Texas high school football stadium that cost $60 million to reopen after repairs

By Jon Herskovitz

AUSTIN, Texas (Reuters) – One of the most expensive U.S. high school football stadiums ever built is set to reopen this month after undergoing millions of dollars of repairs to fix structural problems that had made it unsafe, officials in the Dallas suburb of Allen said on Monday.

The Allen Eagle Stadium will be used for graduation ceremonies on Friday. The $60 million stadium, which opened in 2012, was closed in February 2014 after cracks were discovered in the concourse of the structure.

School officials were not immediately available to comment on the repairs, which the Dallas Morning News said cost more than $10 million and were largely picked up by the contactor and architectural firm that built it.

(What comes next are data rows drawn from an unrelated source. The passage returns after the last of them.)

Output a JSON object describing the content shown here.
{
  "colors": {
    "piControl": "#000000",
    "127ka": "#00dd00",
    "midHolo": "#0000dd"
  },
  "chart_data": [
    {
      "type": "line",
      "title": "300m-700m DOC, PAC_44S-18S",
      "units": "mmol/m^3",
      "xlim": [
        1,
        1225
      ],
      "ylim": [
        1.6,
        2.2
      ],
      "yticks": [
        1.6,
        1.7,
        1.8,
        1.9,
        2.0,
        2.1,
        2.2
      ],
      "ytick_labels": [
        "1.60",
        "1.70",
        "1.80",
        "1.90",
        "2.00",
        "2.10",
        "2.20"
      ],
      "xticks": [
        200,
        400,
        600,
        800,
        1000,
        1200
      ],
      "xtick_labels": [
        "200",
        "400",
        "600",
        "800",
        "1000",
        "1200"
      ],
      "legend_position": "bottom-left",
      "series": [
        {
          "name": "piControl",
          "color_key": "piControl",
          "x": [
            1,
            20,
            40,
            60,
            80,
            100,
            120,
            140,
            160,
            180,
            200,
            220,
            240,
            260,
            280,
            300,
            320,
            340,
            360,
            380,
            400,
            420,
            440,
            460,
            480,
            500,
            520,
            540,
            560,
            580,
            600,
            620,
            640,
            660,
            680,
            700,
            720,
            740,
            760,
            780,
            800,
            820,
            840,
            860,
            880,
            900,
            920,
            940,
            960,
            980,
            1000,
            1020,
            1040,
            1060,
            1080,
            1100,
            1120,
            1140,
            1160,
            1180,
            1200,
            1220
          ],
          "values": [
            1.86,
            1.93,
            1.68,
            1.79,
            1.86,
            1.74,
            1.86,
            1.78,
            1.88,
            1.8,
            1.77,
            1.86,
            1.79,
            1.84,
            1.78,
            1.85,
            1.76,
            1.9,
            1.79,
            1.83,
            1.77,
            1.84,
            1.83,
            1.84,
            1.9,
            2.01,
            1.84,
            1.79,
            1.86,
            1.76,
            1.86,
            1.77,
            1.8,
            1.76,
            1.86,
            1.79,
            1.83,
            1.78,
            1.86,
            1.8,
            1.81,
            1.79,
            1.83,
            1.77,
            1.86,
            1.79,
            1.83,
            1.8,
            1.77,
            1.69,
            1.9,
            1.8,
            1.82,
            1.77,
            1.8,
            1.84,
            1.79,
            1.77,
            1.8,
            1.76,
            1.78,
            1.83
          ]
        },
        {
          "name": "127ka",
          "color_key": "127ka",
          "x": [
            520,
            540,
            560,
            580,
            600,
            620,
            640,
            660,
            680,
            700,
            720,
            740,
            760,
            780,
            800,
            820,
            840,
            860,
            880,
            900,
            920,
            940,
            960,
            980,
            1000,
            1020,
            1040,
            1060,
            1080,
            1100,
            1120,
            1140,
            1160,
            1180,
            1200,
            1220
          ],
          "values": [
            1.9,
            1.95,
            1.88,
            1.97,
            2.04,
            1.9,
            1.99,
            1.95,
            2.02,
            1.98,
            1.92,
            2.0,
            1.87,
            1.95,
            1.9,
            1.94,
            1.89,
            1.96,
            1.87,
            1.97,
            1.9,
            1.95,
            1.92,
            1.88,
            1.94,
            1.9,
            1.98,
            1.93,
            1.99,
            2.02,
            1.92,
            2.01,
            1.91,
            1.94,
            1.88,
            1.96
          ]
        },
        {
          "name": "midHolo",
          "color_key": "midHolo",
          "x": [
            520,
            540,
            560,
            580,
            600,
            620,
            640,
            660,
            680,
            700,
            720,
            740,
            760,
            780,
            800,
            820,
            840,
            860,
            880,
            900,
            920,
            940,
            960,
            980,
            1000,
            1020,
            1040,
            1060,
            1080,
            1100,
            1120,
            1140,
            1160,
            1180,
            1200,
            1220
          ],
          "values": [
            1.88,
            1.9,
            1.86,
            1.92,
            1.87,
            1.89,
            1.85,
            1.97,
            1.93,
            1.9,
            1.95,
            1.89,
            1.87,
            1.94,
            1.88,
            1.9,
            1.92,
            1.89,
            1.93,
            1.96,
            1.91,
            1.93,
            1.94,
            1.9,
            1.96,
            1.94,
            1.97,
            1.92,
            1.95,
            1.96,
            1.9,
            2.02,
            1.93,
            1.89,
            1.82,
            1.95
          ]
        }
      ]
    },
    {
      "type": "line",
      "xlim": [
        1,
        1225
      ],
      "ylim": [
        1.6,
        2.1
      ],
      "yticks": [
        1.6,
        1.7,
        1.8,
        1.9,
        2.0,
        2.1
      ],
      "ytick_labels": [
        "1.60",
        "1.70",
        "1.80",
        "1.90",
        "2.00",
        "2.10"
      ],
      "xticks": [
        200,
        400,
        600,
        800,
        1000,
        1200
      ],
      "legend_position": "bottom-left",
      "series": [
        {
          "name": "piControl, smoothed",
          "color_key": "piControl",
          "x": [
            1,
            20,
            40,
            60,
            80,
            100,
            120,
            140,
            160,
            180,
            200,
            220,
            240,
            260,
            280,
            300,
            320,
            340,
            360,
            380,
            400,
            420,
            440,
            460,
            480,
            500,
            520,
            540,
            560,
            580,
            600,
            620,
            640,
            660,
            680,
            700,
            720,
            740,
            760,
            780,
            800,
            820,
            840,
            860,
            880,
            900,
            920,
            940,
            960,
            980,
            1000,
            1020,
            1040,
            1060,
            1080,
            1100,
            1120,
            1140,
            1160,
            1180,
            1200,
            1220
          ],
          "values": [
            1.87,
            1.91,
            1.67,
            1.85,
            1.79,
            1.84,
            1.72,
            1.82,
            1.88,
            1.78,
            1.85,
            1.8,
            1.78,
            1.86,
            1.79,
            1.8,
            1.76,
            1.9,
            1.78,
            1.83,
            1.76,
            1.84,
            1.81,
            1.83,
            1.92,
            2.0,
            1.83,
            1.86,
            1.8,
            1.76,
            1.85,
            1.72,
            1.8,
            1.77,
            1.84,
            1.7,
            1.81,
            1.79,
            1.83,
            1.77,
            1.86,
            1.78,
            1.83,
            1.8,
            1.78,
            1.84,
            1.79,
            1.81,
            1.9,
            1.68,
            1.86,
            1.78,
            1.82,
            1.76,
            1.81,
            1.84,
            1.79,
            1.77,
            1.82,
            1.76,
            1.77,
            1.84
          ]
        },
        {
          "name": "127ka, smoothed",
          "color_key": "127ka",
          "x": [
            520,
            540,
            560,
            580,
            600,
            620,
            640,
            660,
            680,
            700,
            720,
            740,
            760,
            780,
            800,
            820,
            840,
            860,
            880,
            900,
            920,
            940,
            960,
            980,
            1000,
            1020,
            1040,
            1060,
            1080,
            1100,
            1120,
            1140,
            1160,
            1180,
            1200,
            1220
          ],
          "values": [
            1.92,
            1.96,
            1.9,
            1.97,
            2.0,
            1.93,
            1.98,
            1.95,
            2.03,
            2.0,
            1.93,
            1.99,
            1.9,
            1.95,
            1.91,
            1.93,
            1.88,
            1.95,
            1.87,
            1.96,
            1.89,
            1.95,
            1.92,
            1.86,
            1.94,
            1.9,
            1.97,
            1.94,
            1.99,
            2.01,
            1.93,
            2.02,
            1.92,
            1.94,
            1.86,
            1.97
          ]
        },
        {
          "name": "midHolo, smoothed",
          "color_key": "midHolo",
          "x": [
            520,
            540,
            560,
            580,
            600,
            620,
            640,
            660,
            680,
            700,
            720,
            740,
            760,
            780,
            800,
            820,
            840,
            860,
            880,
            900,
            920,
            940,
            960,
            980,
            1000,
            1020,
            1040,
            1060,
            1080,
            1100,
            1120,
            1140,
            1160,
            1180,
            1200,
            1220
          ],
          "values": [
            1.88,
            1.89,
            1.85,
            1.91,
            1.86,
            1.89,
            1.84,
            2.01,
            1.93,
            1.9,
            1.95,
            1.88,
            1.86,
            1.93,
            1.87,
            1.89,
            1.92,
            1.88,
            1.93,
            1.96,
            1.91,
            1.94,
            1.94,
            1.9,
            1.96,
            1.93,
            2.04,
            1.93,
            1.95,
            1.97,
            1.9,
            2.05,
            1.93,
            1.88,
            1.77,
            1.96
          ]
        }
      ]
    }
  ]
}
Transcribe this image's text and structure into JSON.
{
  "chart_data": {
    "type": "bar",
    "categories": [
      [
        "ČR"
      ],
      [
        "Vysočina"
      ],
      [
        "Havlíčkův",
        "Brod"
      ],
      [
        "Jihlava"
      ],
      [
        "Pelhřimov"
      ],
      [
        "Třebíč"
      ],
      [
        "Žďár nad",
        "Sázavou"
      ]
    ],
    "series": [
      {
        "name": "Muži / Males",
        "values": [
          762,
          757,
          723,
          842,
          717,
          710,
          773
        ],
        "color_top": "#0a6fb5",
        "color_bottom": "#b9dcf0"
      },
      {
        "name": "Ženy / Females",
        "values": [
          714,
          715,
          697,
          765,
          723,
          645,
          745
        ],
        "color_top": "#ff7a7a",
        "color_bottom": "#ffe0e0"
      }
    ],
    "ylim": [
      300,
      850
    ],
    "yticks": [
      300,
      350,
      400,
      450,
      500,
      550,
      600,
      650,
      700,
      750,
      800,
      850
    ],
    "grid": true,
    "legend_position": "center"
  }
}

“We ended up with the stadium that we originally asked for,” Allen Independent School District Superintendent Lance Hindt told the paper. “We ended up not paying a penny for it.”

The cost of the 18,000-seat stadium that includes a $1.3 million scoreboard was financed as part of a voter-approved $119 million bond package.

In Allen, as in many parts of Texas, high school football games are some of the most important events on the calendar.

The Allen Eagles football team, one of the strongest in its division in the state, had been playing games in the neighboring suburb of Plano after the stadium was shut.